Backshops, Discounter und Aufbackbrötchen machen der traditionellen Backkunst den Gar aus. Jahrhunderte altes Wissen um „lange Teigführung“, „Spontangärung“ und „Sauerteig“ geht verloren. Die Bäckerlehrlinge lernen nur noch Päckchen auf, Pulver rein, Mehl dazu, Rührmaschine an.
Doch es regt sich Widerstand – so gibt es „Die freien Bäcker“ , Siegfried Brenneis und dieses Buch!
Aufbau des Buches
Es geht zunächst um Trends und Wege des traditionellen Bäckerhandwerks weg vom Preiskampf mit den Discountern (den sie niemals gewinnen können).
Es folgen auf fast 300 Seiten rund 70 Rezepte für Dinkel, Einkorn/Emmer, Urrogen und Sondermehle. Jeweils eröffnet mit einer Doppelseite und einem tollen Foto, so wie der Zutatenliste. Dann mindestens noch mal 2 Seiten mit den einzelnen Arbeitsschritten, der Sauerteig-Bereitung, der Teigbereitung, Teigführung, Aufarbeitung, Stückgare und des Backens.
Ihr meint, das sei zuviel?! NEIN. Es ist wunderbar verständlich beschrieben und wenn sich jemand für die Zusammenhänge des Backens und auch Hintergründe für bestimmte Verfahrensweisen interessiert, ist es perfekt.
Zusätzlich weisen viele Rezepte noch Praxistipps, Verfeinerungsvarianten, Marketing- und Ernährungstipps auf. Damit auch wirklich kein Bäcker oder Fachverkäufer auf der Strecke bleibt 😉
Für mich nicht ganz so wichtig (aber dafür natürlich für die eigentliche Zielgruppe – die Bäcker) sind die kleinen Gebäcke, die die Kunden anlocken sollen, wie Grillspieße, Apfel-Mini-Brote oder auch Tomatenbrötchen.
Mein Lieblingszitat
„Und Zeit ist beim Backen durch nichts zu ersetzen. Sie ist die Grundvoraussetzung für hervorragende Backergebnisse und einen individuellen Brotgeschmack….“ Urgetreide, Chancen für die Bäckerei
Ausprobiert
Lasst euch bitte nicht von den Mengenangaben in den Rezepten schrecken – sie sind in der Regel auf 10 Kilo ausgelegt. Was die Umrechnung auf 1 Kilo wirklich einfach macht.

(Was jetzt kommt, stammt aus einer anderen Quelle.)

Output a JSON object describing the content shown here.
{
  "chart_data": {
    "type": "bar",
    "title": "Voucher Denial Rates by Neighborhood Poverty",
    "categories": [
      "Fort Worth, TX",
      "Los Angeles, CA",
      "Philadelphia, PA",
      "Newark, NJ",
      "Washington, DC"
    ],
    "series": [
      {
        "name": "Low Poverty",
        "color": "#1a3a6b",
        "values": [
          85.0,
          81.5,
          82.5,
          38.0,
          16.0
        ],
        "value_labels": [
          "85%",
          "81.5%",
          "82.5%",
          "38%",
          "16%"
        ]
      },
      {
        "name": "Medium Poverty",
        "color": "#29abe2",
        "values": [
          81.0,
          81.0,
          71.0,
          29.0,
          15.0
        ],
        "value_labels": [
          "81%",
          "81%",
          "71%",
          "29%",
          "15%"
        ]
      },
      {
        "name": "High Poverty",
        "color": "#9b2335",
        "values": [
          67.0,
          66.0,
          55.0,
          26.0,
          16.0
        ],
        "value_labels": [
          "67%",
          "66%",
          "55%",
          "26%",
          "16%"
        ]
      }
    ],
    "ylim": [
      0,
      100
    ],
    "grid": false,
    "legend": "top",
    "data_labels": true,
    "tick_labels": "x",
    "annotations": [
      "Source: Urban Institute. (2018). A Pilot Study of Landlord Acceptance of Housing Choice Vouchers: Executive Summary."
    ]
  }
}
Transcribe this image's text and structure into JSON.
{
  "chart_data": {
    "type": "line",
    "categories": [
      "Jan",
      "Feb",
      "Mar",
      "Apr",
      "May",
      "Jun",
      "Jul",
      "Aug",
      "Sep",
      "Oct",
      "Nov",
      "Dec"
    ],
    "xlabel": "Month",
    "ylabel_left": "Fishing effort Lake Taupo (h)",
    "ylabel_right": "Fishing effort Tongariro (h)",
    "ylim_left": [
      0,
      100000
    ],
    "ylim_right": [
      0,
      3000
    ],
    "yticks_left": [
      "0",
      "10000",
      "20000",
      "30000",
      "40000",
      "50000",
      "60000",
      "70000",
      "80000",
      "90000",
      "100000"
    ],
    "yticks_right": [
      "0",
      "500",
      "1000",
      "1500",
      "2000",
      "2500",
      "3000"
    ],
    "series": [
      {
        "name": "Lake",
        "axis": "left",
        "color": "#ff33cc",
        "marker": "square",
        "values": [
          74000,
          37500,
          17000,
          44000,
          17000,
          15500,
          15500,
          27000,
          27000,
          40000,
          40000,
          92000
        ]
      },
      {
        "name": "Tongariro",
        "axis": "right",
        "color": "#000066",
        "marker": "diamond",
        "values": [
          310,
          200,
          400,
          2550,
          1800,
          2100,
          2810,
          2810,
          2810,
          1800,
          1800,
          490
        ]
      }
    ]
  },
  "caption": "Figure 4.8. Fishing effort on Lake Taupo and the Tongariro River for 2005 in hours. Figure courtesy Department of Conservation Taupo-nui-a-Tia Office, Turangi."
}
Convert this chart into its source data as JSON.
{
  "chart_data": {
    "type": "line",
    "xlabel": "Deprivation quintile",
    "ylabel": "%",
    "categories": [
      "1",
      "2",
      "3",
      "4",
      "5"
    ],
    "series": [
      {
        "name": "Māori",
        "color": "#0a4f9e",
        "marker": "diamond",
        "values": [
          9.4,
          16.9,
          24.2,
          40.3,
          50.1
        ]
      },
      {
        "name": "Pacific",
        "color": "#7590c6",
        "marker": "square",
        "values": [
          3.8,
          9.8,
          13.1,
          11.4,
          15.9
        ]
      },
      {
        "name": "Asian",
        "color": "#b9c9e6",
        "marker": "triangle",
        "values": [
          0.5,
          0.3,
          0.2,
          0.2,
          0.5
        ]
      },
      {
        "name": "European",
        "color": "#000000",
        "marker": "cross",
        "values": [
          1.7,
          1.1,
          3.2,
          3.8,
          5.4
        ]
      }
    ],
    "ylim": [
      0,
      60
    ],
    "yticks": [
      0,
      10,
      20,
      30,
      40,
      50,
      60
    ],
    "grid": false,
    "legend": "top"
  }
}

Und natürlich habe auch ich keine Klievmaschine, Abziehapperate oder Luftungszüge am Backofen. Was ihr braucht sind die „normalen“ Brotbackgeräte: eine Waage, eine gute Knetmaschine (plus ein wenig Übung beim Stückformen), verschiedene Backformen, unterschiedliche Gärkörbe und natürlich ZEIT.
Sommerbrot
Erster Versuch, erster Erfolg. Also natürlich erst nachdem ich mich auf die erfolgreiche Jagd nach Gelbweizenmehl, Emmervollkornmehl, Einkornvollkornmehl, Waldstaudenroggenvollkornmehl, Lupinenschrot, Leindotteröl und Bioland Dinkelkraft gemacht habe. Einen Teil habe ich im Biomarkt gefunden, andere bei unserm hervorragenden Supermarkt in Schondorf und den Resten musste ich im Internet bestellen…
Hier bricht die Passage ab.